On 17 November 1592 she kneeled on the street before James VI as he was going to Edinburgh Castle, and after Lord Home and Lord Lindsay spoke in her favour she was allowed to kiss the king's hand, who spoke harshly of her and her husband. She was applauded and carried back to her lodging by well-wishers. She was heavily pregnant. James VI made a proclamation against her the next day for her support of her rebel husband. She was said to be "a griter mellair", to have had more involvement in her husband's treasons, "than became a woman".

In July 1593 Bothwell entered Holyroodhouse house again to seek the king's forgiveness or to kidnap him, and it was said the countess had organised this by negotiating with Marie Ruthven, Countess of Atholl, who engaged the support of her husband, the Earl of Atholl, and the Duke of Lennox, Lord Ochiltree, and Lord Spynie.

In April 1594 she was at Moss Tower and Bothwell visited during an armed standoff at Kelso with troops led by Lord Home, Cessford, and Buccleuch. In September 1595 she got a letter in her favour from the king after "prostrating herself in his highness's way and presence." However she had the letter proclaimed publicly, not as intended, for it was meant only to allow her to dwell peaceably at Moss Tower.

In July 1602 it was rumoured her daughter Elizabeth Stewart would marry the "young Earl of Morton".

Thomas Douglas, a kinsman, described meeting her in September 1602 to the English diplomat George Nicholson and in a letter to Sir Robert Cecil. She showed him a letter from Bothwell which boasted how he would wreak vengeance on his Scottish enemies with a new Spanish armada. She wanted the best for her children, not her husband's ideas of revenge.
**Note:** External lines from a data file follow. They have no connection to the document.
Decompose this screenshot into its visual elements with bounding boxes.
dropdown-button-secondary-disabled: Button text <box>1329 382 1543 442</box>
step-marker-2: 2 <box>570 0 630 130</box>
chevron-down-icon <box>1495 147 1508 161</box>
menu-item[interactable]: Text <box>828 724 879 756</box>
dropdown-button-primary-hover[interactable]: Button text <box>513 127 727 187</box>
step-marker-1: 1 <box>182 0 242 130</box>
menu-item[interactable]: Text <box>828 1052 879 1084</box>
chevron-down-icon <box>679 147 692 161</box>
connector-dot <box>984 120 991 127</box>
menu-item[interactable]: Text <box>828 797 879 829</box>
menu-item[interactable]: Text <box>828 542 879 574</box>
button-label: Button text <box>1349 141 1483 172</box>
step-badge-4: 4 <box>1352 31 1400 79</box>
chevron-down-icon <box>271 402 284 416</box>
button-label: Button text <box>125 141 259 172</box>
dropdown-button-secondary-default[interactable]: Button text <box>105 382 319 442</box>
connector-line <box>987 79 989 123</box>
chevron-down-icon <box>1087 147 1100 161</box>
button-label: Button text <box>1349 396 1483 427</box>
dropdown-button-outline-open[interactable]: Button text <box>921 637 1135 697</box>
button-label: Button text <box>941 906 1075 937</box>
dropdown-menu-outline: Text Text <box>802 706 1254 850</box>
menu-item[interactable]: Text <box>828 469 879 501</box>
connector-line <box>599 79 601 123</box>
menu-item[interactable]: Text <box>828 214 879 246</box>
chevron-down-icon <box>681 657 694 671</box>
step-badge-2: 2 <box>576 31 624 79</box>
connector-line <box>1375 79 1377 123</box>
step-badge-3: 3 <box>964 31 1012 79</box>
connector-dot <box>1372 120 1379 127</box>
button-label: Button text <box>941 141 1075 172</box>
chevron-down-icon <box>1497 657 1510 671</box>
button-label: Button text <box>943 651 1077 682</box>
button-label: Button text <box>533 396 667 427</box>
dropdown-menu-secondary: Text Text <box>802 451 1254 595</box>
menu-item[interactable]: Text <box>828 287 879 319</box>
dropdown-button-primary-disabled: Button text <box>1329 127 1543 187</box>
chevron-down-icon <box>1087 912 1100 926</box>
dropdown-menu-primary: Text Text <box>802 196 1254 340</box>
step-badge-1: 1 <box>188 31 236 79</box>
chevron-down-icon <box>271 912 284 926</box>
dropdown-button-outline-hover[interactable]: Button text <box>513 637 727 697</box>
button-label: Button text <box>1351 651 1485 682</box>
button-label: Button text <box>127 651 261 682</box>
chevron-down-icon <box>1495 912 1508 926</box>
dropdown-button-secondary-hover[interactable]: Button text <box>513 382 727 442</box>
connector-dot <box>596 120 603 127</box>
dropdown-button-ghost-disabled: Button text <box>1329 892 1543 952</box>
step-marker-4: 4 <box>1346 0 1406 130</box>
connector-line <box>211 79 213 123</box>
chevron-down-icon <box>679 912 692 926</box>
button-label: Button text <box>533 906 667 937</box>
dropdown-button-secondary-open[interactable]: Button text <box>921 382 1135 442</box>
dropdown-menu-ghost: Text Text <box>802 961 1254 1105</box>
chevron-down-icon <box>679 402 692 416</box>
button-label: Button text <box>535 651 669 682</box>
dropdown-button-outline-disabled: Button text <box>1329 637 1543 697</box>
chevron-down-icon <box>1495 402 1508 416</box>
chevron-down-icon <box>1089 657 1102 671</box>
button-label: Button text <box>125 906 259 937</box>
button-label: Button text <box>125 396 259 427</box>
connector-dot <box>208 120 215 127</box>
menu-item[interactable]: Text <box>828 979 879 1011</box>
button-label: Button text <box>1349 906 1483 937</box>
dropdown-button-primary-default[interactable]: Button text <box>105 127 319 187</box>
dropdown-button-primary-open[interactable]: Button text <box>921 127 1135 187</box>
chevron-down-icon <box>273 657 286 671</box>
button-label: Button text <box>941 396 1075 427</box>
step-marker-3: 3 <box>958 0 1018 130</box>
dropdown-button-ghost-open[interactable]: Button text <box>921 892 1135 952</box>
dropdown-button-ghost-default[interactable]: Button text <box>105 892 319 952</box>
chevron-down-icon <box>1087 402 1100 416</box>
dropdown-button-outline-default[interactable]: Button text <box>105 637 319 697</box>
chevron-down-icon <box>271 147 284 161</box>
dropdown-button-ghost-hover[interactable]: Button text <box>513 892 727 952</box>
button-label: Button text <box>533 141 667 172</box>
She wanted her two eldest boys to study at the University of Cambridge where they would also be hostages against Bothwell's Spanish plans.

She died in 1640 and was buried at Eckford.

Her children with Stewart included:
- Francis Stewart (b. 1584).
- John Stewart.
- Frederick Stewart
- Henry Stewart
- Elizabeth Stewart (b. 1590), who married James, Master of Cranstoun (appears to have been banished in 1610); they were the parents of William Cranstoun, 3rd Lord Cranstoun.
- Helen Stewart, who married John Macfarlane of that Ilk.
- Jean Stewart, who married Robert Elliot of Redheugh.
- Margaret Stewart, who married Alan Cathcart, 5th Lord Cathcart.

Bothwell and Margaret had dealings with the goldsmith George Heriot over a ring with counterfeit diamonds and a necklace with 80 gold "jerbes" or beads.